In fact, the initial bathroom incident fits this same pattern: Even our Esteemed Department Chair internalized the criticisms students made in the Ph.D. reviews. The comments were not necessarily directed at her or her behavior; she could have assumed that the students who made them were simply whiners. (This, in fact, is what I believe to be the case.) Or she could have set them aside as "not her problem". Instead, however, her thoughts went to her own efforts to build community. She took the comments personally and seriously. She was not the only faculty member at the Ph.D. reviews (in fact, she attended only in her capacity as department chair--and is the first department chair I know of who has done so). I doubt, however, that these comments led her male colleagues to vent insecurity and personal frustration over the urinals.

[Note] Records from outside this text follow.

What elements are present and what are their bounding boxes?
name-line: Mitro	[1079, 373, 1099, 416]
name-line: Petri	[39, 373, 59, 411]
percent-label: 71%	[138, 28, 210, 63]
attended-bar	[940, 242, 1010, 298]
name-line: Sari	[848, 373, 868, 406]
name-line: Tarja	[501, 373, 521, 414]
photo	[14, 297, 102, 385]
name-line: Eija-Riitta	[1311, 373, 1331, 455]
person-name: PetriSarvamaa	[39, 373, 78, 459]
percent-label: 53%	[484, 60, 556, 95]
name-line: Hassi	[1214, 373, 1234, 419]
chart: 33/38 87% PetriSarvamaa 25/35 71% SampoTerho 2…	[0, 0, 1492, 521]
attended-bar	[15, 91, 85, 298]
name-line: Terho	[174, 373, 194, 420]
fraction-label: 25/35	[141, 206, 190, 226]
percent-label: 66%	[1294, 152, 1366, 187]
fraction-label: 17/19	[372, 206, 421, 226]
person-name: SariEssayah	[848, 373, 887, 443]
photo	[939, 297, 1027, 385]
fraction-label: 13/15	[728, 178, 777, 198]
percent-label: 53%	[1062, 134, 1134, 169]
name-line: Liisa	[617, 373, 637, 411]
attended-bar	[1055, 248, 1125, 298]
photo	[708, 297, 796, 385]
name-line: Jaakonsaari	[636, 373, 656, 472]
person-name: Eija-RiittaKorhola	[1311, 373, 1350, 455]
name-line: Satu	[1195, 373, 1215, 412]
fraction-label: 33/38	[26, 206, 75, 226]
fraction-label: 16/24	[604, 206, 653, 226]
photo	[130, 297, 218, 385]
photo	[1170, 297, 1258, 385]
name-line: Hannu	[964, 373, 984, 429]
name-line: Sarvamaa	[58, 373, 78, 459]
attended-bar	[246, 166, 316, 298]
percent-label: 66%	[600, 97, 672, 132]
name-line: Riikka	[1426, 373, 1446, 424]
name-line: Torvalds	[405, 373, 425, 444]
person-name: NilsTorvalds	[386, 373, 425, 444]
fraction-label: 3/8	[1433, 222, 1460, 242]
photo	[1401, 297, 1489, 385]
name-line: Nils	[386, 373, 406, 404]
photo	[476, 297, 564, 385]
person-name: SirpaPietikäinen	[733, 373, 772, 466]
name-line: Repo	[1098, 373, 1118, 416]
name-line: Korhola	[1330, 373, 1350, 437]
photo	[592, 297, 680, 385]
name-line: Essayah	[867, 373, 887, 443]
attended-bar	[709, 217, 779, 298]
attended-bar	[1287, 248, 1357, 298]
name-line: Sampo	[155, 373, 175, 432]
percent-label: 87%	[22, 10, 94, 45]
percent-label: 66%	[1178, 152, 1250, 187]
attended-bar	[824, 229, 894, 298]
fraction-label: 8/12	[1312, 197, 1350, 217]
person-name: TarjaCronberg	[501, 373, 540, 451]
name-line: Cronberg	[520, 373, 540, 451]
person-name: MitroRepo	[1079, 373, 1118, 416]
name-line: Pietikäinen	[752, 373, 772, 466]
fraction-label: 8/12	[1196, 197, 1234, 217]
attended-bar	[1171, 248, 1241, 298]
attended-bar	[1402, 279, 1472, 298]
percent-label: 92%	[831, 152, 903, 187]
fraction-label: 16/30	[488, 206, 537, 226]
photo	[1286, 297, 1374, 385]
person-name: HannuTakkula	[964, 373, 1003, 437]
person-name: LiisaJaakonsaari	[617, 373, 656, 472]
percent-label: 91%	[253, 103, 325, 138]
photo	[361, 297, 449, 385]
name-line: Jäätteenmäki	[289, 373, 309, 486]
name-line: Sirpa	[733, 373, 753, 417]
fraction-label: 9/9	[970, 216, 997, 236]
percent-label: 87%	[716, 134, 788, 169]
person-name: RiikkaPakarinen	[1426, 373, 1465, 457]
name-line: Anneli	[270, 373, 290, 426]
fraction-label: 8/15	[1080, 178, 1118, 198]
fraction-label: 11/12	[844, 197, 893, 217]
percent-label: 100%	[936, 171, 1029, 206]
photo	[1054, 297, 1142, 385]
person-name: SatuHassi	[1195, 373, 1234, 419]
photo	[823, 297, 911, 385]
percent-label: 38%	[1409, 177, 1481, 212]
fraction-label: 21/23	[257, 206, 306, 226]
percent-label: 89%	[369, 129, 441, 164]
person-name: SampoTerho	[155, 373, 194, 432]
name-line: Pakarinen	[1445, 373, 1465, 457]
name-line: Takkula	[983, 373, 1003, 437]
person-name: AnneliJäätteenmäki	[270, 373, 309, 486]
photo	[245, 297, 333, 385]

In venting, furthermore, EDC looked outside herself for confirmation that the critical comments were, in fact, misplaced. Though a giant in our field, she sought reassurance from a far-junior colleague (me). And when I agreed that she had, in fact, done plenty to build community, we nevertheless discussed re-starting the old department Women's Group. End result: EDC is going to hit up some junior grad students to re-start Women's Group. In other words, she is personally going to undertake yet another act to build community.

The embedded irony: This was not the first time I have had a meaningful conversation with EDC or other woman faculty members over the paper towel dispenser. Nor is it the first time EDC has revealed to me her ongoing struggles with insecurity, either through her behavior or explicitly in conversation. These revelations not only validate my own experience of insecurity but also make available to me exactly the kind of faculty-student community and person-status my colleagues complained our department lacks. And the women's bathroom is a venue entirely closed to my male colleagues. I have one word for them: Ha!